During therapy, a powerful technique used is often having the patient learn how to shift their perception, and be able to manipulate their understanding of their situation in a healthy way to ensure recovery, maintenance, and resilience against future decompensations.

Now consider this scenario: You have a mental illness—a psychotic episode where almost by definition you do not have control over your mind, or a recent suicide attempt brought on by a sense of overwhelming loss of control, or a debilitating anxiety or panic attack that makes it feel as if you have no control and are “losing your mind.”

Now think that you either go to the ED yourself because you recognize, on some level, you need help, or someone brings you to the ED because you are unable to recognize the level of help you need.

Both options can be terrifying, as EDs are busy, seemingly chaotic, very noisy, and bright places. They are suboptimal places for people without any pathology, and are even worse if you have a mind that needs healing.

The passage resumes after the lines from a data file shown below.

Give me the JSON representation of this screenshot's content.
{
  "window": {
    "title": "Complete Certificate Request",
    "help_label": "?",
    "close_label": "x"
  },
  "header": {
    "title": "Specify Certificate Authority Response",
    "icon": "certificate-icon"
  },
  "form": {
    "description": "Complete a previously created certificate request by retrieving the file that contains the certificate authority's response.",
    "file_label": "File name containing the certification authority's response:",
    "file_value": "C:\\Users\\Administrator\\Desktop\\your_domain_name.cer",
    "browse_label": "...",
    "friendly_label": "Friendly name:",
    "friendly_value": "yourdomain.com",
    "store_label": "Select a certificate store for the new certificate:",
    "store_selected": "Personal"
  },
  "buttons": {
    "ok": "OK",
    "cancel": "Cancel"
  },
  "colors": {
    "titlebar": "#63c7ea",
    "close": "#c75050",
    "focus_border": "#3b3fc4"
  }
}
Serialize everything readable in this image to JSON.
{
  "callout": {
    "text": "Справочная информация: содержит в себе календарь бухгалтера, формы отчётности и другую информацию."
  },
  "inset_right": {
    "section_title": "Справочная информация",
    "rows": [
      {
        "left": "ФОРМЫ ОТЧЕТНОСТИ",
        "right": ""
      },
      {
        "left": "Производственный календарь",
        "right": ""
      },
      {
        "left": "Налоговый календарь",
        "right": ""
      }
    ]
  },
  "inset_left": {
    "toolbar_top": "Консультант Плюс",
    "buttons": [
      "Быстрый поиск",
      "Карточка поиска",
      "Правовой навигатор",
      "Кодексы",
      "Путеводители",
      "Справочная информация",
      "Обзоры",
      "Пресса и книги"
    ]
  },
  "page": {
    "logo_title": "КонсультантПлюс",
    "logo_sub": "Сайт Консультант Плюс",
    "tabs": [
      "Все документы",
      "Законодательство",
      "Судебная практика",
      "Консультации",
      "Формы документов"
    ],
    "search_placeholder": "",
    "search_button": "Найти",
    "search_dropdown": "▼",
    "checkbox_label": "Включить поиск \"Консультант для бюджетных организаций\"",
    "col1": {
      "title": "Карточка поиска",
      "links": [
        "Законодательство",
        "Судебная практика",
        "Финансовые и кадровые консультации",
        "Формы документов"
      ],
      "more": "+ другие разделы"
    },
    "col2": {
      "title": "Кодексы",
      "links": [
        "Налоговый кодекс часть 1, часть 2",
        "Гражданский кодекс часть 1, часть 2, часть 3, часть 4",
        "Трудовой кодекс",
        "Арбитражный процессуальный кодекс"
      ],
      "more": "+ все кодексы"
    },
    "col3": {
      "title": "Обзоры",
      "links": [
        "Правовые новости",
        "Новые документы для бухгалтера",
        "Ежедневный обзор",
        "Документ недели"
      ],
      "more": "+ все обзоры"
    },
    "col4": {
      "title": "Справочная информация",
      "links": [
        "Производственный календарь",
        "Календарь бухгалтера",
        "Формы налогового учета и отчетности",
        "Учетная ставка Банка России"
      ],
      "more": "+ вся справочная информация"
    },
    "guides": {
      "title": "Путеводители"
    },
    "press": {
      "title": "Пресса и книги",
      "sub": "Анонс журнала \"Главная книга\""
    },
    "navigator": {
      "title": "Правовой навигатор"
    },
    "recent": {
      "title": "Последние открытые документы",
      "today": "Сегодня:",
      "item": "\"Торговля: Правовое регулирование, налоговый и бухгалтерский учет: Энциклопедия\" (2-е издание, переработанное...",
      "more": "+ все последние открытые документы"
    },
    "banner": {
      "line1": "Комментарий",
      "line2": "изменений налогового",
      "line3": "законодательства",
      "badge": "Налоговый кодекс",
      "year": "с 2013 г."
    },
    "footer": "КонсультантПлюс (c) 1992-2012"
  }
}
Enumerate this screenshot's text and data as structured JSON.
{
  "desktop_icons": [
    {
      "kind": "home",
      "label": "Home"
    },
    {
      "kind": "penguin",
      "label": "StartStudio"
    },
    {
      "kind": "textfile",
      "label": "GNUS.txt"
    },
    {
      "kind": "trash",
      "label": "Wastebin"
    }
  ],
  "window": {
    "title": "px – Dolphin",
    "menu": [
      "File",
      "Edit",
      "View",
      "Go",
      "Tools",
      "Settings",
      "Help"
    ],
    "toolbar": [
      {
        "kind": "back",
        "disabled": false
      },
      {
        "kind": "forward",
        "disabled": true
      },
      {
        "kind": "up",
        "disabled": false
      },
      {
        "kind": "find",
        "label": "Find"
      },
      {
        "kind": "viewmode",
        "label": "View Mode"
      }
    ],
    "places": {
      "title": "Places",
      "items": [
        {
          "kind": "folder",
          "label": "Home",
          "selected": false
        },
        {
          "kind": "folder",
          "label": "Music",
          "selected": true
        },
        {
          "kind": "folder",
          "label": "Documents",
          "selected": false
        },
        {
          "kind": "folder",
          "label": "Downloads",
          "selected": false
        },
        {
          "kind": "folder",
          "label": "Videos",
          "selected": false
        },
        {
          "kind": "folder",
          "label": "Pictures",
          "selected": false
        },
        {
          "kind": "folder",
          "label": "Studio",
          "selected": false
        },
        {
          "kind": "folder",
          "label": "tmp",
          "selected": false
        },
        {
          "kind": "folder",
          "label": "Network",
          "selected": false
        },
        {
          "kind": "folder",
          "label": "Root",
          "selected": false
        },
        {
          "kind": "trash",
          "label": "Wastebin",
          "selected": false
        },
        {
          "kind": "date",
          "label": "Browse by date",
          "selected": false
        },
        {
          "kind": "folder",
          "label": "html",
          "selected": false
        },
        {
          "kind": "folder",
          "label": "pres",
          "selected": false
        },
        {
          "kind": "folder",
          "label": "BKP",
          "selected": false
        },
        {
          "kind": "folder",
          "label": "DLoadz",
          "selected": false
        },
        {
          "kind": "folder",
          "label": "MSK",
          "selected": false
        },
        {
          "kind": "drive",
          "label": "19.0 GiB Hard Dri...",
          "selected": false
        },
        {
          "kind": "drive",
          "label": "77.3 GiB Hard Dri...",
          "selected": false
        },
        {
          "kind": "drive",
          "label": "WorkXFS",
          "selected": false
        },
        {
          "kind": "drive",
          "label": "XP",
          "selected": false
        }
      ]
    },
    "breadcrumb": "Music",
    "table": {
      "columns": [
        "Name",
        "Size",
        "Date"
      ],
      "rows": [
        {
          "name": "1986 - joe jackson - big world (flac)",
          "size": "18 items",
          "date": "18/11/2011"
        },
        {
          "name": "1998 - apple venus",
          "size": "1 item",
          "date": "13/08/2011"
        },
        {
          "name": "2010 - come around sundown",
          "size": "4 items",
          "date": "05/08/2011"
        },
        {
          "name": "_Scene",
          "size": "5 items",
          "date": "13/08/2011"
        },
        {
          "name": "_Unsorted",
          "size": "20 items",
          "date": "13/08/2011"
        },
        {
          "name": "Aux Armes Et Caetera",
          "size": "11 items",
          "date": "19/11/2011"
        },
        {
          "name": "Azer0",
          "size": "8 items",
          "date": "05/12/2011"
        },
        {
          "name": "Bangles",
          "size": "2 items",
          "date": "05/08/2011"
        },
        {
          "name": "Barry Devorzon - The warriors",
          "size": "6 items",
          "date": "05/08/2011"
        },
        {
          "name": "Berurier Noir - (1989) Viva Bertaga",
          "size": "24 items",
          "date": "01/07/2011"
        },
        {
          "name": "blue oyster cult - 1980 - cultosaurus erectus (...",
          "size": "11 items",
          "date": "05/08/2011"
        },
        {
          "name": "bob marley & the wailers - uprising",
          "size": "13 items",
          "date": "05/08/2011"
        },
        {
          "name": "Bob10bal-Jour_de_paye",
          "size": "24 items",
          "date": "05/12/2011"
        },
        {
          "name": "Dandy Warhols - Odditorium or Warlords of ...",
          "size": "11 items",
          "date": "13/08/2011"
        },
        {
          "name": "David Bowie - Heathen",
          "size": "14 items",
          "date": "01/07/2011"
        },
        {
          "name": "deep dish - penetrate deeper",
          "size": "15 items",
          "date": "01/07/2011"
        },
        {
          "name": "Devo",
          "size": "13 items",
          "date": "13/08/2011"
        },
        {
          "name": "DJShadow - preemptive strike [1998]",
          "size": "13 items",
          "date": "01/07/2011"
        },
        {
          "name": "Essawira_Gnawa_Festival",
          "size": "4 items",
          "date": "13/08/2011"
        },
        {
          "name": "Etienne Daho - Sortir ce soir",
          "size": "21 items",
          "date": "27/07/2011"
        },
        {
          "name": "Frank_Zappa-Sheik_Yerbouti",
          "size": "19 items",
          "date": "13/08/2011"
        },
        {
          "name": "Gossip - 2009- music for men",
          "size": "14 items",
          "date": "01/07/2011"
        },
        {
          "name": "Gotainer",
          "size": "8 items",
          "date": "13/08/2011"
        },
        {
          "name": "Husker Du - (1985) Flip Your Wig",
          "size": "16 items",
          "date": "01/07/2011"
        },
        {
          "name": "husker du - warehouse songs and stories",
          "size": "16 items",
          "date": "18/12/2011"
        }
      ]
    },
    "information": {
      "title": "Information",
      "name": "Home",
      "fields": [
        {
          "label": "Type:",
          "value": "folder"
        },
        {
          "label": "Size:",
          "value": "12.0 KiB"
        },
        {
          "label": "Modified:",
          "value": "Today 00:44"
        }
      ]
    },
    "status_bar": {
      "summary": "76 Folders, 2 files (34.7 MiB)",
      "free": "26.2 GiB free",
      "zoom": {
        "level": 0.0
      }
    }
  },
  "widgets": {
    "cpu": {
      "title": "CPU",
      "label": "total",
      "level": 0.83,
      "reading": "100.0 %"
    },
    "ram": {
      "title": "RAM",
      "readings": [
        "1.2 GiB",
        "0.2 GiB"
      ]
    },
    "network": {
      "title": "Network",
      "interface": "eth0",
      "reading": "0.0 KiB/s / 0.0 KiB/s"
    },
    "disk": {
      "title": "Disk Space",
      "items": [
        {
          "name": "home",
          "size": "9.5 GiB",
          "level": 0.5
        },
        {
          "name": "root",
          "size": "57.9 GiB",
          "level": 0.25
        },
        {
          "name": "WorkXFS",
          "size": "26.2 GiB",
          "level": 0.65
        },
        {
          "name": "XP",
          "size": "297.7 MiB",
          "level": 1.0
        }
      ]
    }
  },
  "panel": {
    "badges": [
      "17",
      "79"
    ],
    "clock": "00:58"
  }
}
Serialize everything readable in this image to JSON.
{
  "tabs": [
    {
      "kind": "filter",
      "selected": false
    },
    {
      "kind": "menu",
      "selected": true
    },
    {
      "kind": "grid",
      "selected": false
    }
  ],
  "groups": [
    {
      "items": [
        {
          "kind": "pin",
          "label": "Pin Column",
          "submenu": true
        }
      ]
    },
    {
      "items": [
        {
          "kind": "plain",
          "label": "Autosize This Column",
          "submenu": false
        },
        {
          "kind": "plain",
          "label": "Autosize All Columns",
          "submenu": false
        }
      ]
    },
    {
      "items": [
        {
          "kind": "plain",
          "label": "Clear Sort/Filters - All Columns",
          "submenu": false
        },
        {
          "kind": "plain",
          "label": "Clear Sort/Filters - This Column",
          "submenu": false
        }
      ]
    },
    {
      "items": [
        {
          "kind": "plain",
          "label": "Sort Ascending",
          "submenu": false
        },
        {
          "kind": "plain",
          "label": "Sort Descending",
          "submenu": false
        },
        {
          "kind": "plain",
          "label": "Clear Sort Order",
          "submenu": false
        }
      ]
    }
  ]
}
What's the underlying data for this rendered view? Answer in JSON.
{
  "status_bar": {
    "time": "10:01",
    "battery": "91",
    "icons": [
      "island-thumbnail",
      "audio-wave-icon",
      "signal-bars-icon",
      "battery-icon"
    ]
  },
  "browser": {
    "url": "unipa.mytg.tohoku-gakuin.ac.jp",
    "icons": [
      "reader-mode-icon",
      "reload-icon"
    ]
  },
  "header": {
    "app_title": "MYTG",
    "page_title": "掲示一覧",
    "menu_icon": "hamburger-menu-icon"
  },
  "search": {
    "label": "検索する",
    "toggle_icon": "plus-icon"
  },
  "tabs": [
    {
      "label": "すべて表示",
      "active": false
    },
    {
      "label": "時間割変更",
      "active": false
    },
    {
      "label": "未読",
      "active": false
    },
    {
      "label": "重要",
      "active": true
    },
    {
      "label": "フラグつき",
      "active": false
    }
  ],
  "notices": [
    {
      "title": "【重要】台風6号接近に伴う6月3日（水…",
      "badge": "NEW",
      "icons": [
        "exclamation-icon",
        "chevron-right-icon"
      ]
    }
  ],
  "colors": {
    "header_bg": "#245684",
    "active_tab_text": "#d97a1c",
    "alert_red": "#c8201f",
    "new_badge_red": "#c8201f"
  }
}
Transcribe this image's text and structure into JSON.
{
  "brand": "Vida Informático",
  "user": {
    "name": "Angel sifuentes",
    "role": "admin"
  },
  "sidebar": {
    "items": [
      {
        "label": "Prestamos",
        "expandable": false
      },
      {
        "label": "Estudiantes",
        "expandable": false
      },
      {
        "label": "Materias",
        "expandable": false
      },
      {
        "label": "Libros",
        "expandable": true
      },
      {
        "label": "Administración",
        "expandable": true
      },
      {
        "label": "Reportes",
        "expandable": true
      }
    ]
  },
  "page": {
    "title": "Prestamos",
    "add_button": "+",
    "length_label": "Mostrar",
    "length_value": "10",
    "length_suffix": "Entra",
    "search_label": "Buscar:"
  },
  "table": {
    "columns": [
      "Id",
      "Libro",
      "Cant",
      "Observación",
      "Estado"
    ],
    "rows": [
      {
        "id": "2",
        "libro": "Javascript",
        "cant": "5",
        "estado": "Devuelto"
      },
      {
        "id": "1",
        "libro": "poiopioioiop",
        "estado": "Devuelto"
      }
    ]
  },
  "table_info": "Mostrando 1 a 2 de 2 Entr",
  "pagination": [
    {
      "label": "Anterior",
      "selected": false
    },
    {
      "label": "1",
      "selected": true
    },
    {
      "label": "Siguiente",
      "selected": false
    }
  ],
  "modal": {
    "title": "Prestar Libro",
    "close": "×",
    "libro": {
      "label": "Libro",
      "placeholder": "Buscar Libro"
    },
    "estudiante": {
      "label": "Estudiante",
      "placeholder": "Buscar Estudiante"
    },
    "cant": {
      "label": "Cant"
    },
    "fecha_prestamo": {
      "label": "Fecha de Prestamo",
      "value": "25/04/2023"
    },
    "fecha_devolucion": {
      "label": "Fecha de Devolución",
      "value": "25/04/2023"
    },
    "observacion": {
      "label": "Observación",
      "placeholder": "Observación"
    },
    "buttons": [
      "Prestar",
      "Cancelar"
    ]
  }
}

If you, the patient, have had experience in the mental health system, you may know about involuntary holds and may be concerned that you may be placed on one when you go to the ED. If you do not and are told you are being placed on an involuntary hold, you also may become concerned. The common underlying theme is the loss of control, although in these instances, the loss of control, at least the loss of “freedom to leave,” is very real.

Often, EDs will have security officers dressed like police officers, or actual police officers. These security personnel may or may not be armed with tasers or even guns in the ED. The purpose of security in the areas where patients with psychiatric needs are being monitored, observed, boarded is one thing, and the way they are perceived by the patient is another. Uniforms are typically darker colored, look militaristic, and the officers are commonly larger and more muscular than the average person. While this is done on purpose to ensure the safety of the patients and staff, the intended effect is one of dominance and a “show of force.”

This does nothing other than further intimidate the patient in the ED, and creates a withdrawal from potential rapport building with the treatment team.

If your psychiatric issue involves anxiety, claustrophobia, paranoia, or persecutory delusions, your time in the ED is potentially made even more miserable, as you are now legally on a hold against your will, there are gigantic officers at your door restricting your ability to leave, hurt yourself, or anyone else, and you are “waiting for an inpatient psychiatric hospital bed to become available.”

The ED clinicians often are at the mercy of this wait for an inpatient psychiatric bed to become available, although at the end of their shifts, the clinicians get to go home. The patient has to continue to wait, and for psychiatric bed availability, the wait may be over after a day or two waiting in the ED, or sometimes even longer.

As real time updates are difficult, or practically impossible, to give to the patient, the reality of the loss of control can set in as the patient realizes they are unable to leave; and the unknown element of exactly when a transfer is expected compounds the anxiety, adds to agitation and may lead to acting out behaviors in the ED that may have been avoided or prevented had transparency in information been available.